Banks must cap overall joint lending with internet platforms or other partners at no more than 50% of their outstanding loans, the China Banking and Insurance Regulatory Commission (CBIRC) said in a statement on Saturday. Co-lending with one platform should not exceed 25% of the bank’s tier-1 net capital, the CBRIC said.

The new restrictions add to draft rules issued on the booming sector late in 2020, which heralded a sudden shift in the regulatory stance on fintech, scuttling Ant’s $35bn share sale just days before it was due to go public in Shanghai and Hong Kong. The move upended one of China’s biggest business success stories and was followed by crackdowns on technology juggernauts in everything from e-commerce to credit-scoring and payments.

The CBIRC said on Saturday that from January 1 2022, a platform will be required to provide at least 30% of the funding itself in any single joint loan with a bank.

The regulation is expected to further cripple growth at Ant, whose Jiebei and Huabei units had facilitated 1.7-trillion yuan ($263b) in consumer loans to 500-million people as of June 30, with only about 2% being kept on the parent’s balance sheet. Concerns that it will need to raise capital to plug the shortfall and seek national licences have prompted analysts at Morningstar and others firms to slash estimates on Ant’s valuation by half from $280bn before its scrapped listing.
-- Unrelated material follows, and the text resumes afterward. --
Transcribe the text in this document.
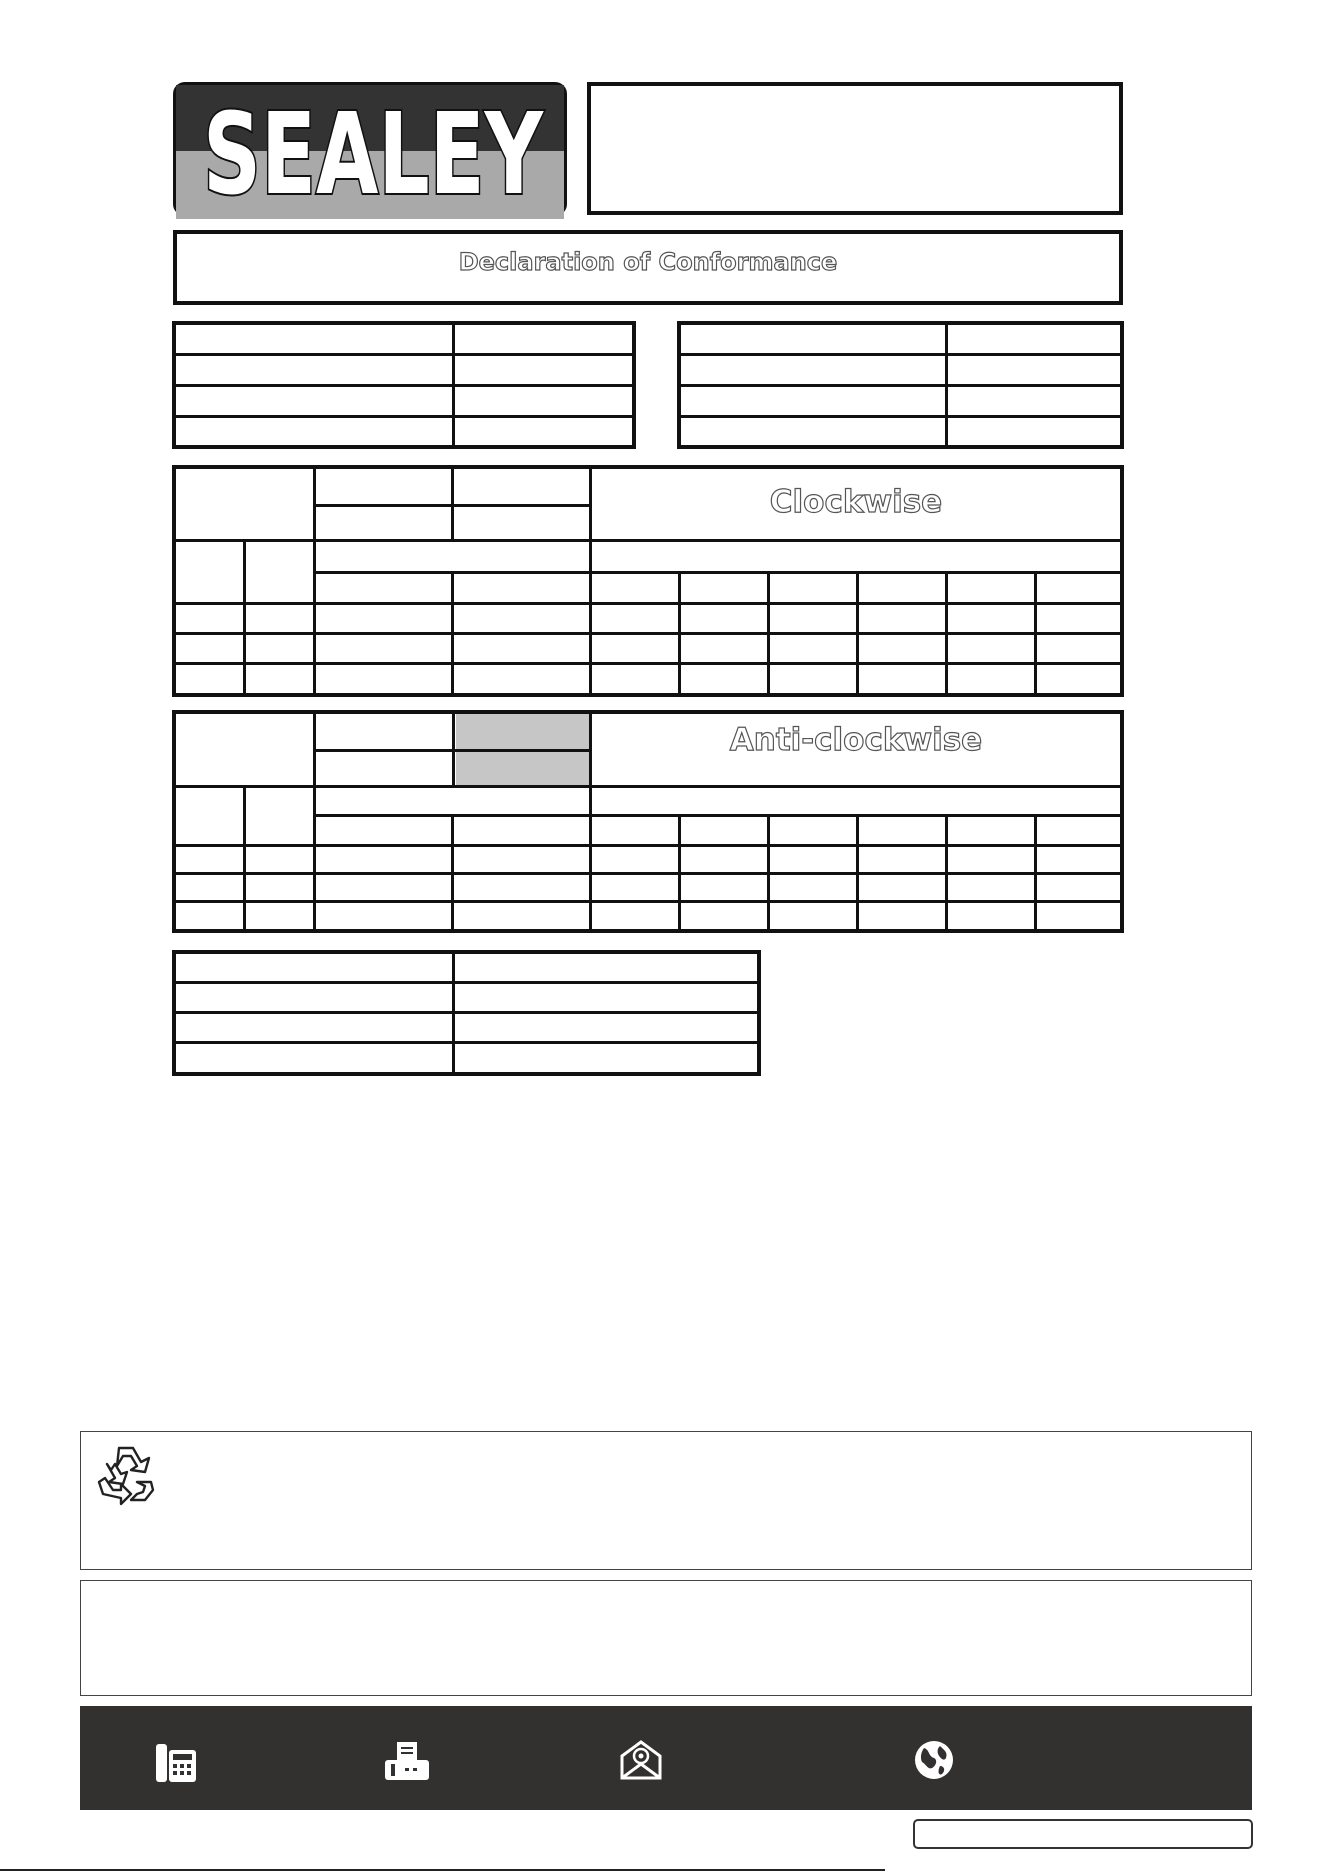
SEALEY
Declaration of Conformance
Clockwise
Anti-clockwise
Further requirements in Saturday’s announcement:

  • A local bank cannot extend online loans outside its home base;
  • CBIRC and its local branches may propose tougher requirements on the amount and share in co-lending arrangements; and
  • Latest rules will also apply to foreign banks, trust firms, consumer finance companies and auto finance businesses

Ant and at least a dozen banks have been paring back their years-long co-operation on consumer-lending platforms in recent months, people familiar with the matter said in February. That has taken place in parallel with Ant’s discussions with Chinese authorities on a restructuring plan. Bloomberg reported earlier that Ant has agreed to become a financial holding company, making it subject to capital requirements similar to those for banks.